Samstag, 10. Dezember 2016

Würstchenparty2.0

SM-Onlinecommunities sind ja bekanntlich eine Welt für sich. Und doch weisen spezielle SM-Foren, fetlife & Co viele Parallelen zur ganz alltäglichen Offline-Welt da draußen auf. Die Augenfälligste scheint mir zu sein, dass es in beiden Welten der männliche Teil der Gesellschaft ist, der sich die Freiräume aneignet, während es für Frauen nur sehr eingeschränkte Entfaltungsmöglichkeiten gibt. Blöde Anmachsprüche der selbsternannten Pickup-Artists in einer Diskothek am Samstagabend unterscheiden sich bei näherem Hinsehen kaum von den Bewerbungsschreiben verzweifelt auf der Suche befindlicher "devoter" Männer. Frauen, die auf die Idee kommen, diese Männerdomänen zu betreten - und das trifft auf die Anbaggerschuppen links und rechts der Reeperbahn genauso zu wie auf Online-SM-Communities wie fetlife oder die berühmt-berüchtigte "Sklavenzentrale" - werden mit den sexuellen Begierden räudiger Typen schlichtweg überschüttet. Männerlogik.

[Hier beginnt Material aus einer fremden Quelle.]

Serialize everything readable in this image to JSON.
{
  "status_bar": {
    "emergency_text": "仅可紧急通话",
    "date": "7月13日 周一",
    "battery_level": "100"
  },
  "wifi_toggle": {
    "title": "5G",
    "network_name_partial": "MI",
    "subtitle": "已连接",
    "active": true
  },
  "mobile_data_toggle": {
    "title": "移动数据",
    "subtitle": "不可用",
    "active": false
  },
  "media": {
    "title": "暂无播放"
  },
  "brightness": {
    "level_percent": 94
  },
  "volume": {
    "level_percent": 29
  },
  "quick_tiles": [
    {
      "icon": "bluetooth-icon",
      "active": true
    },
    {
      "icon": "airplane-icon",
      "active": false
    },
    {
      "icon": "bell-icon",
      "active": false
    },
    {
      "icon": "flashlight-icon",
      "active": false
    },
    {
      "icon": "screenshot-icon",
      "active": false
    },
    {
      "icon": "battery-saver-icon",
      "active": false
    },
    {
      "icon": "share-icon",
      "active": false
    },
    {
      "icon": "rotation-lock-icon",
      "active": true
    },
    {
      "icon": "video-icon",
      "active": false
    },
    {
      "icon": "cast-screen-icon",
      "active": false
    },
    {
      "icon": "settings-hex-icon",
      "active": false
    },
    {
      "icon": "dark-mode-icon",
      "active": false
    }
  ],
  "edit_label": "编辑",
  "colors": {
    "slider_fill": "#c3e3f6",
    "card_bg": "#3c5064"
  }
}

Die naheliegende und zu beobachtende Reaktion der Frauen ist nichts anderes als ein Rückzug aus diesen Räumen, was angesichts des Verhaltens der Männer wohl kaum jemanden verwundern dürfte. In Folge stellt sich in den Communities ein stetig zunehmender "Herrnüberschuss" ein, was die Verzweifelung unter den ausharrenden Männern weiter anwachsen und die "Bewerbungsschreiben" immer einfältiger werden lässt. Wehe der attraktiven Frau, die als nächstes auf die absurde Idee kommt, sich in einer dieser Communities anzumelden - die vielen verzweifelten Jungs stehen schon wie der "Rest vom Schützenfest" bereit, um das virtuelle Spermabad einzulassen - immer in der Hoffnung, dass sie selbst es sind, die mit ihrem leicht angepassten Kettenbriefanschreiben den großen Treffer ihres Lebens landen. Wen wundert es da noch, dass die einzigen Frauen, die sich diesem Affenzirkus aussetzen, diejenigen sind die damit hauptberuflich ihr Geld verdienen, oder sich wenigstens für ihr Leiden unter den Lustattacken der Übermacht an Wichsern finanziell entschädigen lassen möchten.

Diese Entwicklung ist sehr schade, denn sie bewirkt genau das Gegenteil von dem, was Online-Communities sein könnten: Orte des Austauschs und des Kennenlernens (Nein, Kennenlernen ist nicht das gleiche wie "Bewerbungsschreiben" mit Penisbild!), Orte an denen Menschen zusammenkommen - und sich nicht enttäuscht voneinander abwenden. Selbst habe ich jedenfalls verschiedentlich die Erfahrung gemacht, dass es absolut sinnlos ist, in einer dieser Communities zu einem interessanten Menschen Kontakt aufzunehmen, wenn dieser Mensch weiblich ist. Auch wenn ich aus naheliegenden Gründen keine "Sklavenbewerbungen" versende, wird ausgehend von den dort erfolgten Erfahrungen sogleich ein sexuelles Interesse unterstellt, sodass ein unvoreingenommener Erfahrungsaustausch und vielleicht das Kennenlernen eines irgendwie interessanten Menschens gar nicht erst zustande kommen kann.

Ich bin fest davon überzeugt, dass dieses allgegenwärtige und penetrante männliche Balzgehabe samt männlicher Raumaneignung für am Thema SM interessierte Frauen genauso nachteilig ist, wie für die vielen verzweifelten Jungs, deren Interesse vermutlich nicht ist, an diesen Orten unter sich zu bleiben. An die auf der Suche nach einer Herrin befindliche männliche Leserschaft sei gesagt: meinem Eindruck nach ist es nahezu unmöglich geworden, in den benannten Communities neue Damenbekanntschaften zu schließen. Ein Nachdenken über Alternativen zur Belagerung jeder neu angemeldeten Frau ist in jedem Fall lohnenswert.